Varma Abhishek, Laxmi Prasanna, Pai Aravind, Pai Girish, Sg Vasantharaju, Badamane Sathyanarayana Muddukrishna
Department of Pharmaceutical Quality Assurance, Manipal College of Pharmaceutical Sciences (MCOPS).
Department of Pharmaceutical Chemistry, Manipal College of Pharmaceutical Sciences (MCOPS).
Chem Pharm Bull (Tokyo). 2019;67(8):816-823. doi: 10.1248/cpb.c19-00202.
In this present study a new co-crystals of zoledronic acid with DL-tartaric acid and nicotinamide has been developed with improved solubility. Zoledronic acid is a class III drug with poor oral bioavailability due to its poor permeability and low aqueous solubility; hence an attempt has been made to improve its solubility by co-crystallization technology. Pharmaceutical cocrystals are multi-component crystals with a stoichiometric ratio of active pharmaceutical ingredients (APIs) and cocrystal coformers (CCFs) that are assembled by noncovalent interactions such as hydrogen bonds, π-π packing, and Vander Waals forces. In this study the coformers selected were DL-tartaric acid and nicotinamide based on ease of hydrogen bond formation. The co-crystal of zoledronic acid with DL-tartaric acid were prepared in three ratios (1 : 1, 1 : 2 and 2 : 1) by slow solvent evaporation method and with nicotinamide in 1 : 1 ratio by dry grinding method. The formation of co-crystal was confirmed by powder X-ray diffractometry (PXRD), differential scanning calorimetry (DSC) and Fourier transform (FT)IR. The dynamic solubility of co-crystals with DL-tartaric acid in the ratios 1 : 1, 1 : 2 and 2 : 1 increased by fold as compared to pure drug.

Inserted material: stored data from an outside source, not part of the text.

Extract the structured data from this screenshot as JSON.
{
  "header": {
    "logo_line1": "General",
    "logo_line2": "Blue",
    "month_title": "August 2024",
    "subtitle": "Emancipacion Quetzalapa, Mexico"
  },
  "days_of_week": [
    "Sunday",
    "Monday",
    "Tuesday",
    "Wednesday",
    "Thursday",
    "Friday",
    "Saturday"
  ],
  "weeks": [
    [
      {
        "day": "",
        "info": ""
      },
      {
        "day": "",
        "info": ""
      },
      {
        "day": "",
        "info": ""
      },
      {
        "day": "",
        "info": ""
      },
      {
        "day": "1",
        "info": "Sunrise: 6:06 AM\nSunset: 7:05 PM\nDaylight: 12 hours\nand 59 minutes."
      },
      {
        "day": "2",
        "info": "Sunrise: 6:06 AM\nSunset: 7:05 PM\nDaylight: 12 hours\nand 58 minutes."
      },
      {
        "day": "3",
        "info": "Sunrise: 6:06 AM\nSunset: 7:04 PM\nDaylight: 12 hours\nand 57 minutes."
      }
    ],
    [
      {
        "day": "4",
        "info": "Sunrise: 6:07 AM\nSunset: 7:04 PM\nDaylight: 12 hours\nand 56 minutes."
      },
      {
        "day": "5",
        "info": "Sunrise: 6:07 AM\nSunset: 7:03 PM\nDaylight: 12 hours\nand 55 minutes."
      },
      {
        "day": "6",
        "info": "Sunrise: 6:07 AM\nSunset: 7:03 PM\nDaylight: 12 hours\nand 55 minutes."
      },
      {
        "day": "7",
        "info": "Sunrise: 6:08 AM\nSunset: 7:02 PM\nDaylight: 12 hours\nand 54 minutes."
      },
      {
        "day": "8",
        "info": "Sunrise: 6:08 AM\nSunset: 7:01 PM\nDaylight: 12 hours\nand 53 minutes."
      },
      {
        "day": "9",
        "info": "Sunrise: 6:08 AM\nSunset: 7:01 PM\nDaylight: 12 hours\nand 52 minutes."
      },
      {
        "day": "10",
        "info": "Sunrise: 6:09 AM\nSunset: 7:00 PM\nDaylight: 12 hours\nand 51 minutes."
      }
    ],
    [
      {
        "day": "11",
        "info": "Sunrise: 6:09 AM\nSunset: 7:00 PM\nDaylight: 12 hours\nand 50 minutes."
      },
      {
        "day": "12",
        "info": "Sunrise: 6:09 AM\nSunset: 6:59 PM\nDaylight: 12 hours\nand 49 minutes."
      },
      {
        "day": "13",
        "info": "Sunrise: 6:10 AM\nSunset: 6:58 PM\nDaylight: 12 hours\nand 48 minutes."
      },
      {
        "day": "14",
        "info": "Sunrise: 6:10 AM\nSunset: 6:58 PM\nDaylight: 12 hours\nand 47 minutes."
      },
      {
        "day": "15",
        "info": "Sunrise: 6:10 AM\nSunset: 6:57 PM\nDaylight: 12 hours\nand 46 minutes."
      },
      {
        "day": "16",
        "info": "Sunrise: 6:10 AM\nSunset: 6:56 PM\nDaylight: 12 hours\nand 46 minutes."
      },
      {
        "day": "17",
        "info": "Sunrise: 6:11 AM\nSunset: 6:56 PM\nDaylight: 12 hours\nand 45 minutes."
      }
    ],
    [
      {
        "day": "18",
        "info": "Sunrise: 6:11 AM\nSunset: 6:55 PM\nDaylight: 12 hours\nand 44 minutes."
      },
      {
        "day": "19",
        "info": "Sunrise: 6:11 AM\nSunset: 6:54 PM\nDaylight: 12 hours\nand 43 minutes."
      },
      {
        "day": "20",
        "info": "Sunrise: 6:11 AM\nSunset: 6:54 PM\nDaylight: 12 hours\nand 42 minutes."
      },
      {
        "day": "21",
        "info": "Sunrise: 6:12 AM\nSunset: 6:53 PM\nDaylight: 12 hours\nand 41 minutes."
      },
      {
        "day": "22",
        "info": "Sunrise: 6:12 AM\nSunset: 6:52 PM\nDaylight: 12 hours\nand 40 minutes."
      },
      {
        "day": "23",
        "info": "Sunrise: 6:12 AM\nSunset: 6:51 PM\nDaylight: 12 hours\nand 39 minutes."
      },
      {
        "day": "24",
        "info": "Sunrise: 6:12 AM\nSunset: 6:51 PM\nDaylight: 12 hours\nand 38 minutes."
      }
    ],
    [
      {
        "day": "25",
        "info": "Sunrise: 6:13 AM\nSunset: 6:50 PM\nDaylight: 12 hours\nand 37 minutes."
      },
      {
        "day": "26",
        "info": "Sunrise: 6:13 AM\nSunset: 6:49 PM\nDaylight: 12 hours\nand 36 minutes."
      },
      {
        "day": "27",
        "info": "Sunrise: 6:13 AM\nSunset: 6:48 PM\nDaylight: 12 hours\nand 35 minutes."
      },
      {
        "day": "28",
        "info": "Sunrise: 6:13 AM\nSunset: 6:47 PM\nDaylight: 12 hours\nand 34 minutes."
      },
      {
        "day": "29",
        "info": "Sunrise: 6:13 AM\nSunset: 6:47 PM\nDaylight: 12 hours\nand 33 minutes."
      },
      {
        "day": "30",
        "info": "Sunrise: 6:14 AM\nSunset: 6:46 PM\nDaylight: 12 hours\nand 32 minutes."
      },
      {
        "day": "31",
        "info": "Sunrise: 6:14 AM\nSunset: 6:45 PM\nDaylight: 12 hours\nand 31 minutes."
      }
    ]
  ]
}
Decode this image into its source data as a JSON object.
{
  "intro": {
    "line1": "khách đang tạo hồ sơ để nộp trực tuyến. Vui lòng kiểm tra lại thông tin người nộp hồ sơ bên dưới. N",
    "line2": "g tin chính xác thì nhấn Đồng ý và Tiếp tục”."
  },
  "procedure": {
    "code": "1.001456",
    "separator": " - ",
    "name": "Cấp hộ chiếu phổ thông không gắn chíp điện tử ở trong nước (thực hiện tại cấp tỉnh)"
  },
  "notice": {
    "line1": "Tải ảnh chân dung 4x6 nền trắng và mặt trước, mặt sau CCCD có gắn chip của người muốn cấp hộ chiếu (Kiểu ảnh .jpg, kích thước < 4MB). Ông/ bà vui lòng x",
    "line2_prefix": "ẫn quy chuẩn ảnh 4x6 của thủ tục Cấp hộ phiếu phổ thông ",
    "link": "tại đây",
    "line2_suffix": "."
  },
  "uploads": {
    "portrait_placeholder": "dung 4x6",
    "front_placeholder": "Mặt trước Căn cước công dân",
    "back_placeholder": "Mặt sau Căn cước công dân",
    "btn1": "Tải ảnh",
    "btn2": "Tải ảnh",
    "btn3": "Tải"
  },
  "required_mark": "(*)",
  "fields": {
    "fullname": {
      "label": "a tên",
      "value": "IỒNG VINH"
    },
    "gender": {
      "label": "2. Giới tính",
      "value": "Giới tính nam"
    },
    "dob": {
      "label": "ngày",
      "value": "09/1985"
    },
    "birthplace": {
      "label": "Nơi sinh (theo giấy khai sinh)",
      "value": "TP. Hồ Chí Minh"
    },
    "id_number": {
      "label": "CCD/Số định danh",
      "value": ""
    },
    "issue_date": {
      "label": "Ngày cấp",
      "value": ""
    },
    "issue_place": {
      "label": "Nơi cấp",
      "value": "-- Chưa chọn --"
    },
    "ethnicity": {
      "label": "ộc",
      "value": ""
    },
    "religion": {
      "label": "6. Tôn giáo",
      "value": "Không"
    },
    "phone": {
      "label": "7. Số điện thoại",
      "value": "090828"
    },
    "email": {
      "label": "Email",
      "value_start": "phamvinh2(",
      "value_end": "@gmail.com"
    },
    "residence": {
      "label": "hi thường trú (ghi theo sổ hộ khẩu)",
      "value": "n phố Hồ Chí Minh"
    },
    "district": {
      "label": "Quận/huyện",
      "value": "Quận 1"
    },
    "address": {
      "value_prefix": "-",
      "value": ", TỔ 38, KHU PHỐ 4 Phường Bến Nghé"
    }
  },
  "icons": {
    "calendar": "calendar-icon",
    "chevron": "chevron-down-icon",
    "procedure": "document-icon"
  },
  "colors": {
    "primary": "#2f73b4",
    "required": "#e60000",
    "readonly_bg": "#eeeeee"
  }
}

在本研究中,已开发出唑来膦酸与DL-酒石酸和烟酰胺的新型共晶体,其溶解度有所提高。唑来膦酸是一种III类药物,由于其渗透性差和水溶性低,口服生物利用度不佳;因此,已尝试通过共结晶技术提高其溶解度。药物共晶体是由活性药物成分(API)和共晶体共形成剂(CCF)按化学计量比组成的多组分晶体,它们通过氢键、π-π堆积和范德华力等非共价相互作用组装而成。在本研究中,基于易于形成氢键的原因,选择的共形成剂为DL-酒石酸和烟酰胺。唑来膦酸与DL-酒石酸的共晶体通过缓慢溶剂蒸发法以三种比例(1∶1、1∶2和2∶1)制备,与烟酰胺的共晶体通过干磨法以1∶1的比例制备。通过粉末X射线衍射(PXRD)、差示扫描量热法(DSC)和傅里叶变换红外光谱(FT)IR确认了共晶体的形成。与纯药物相比,唑来膦酸与DL-酒石酸比例为1∶1、1∶2和2∶1的共晶体的动态溶解度成倍增加。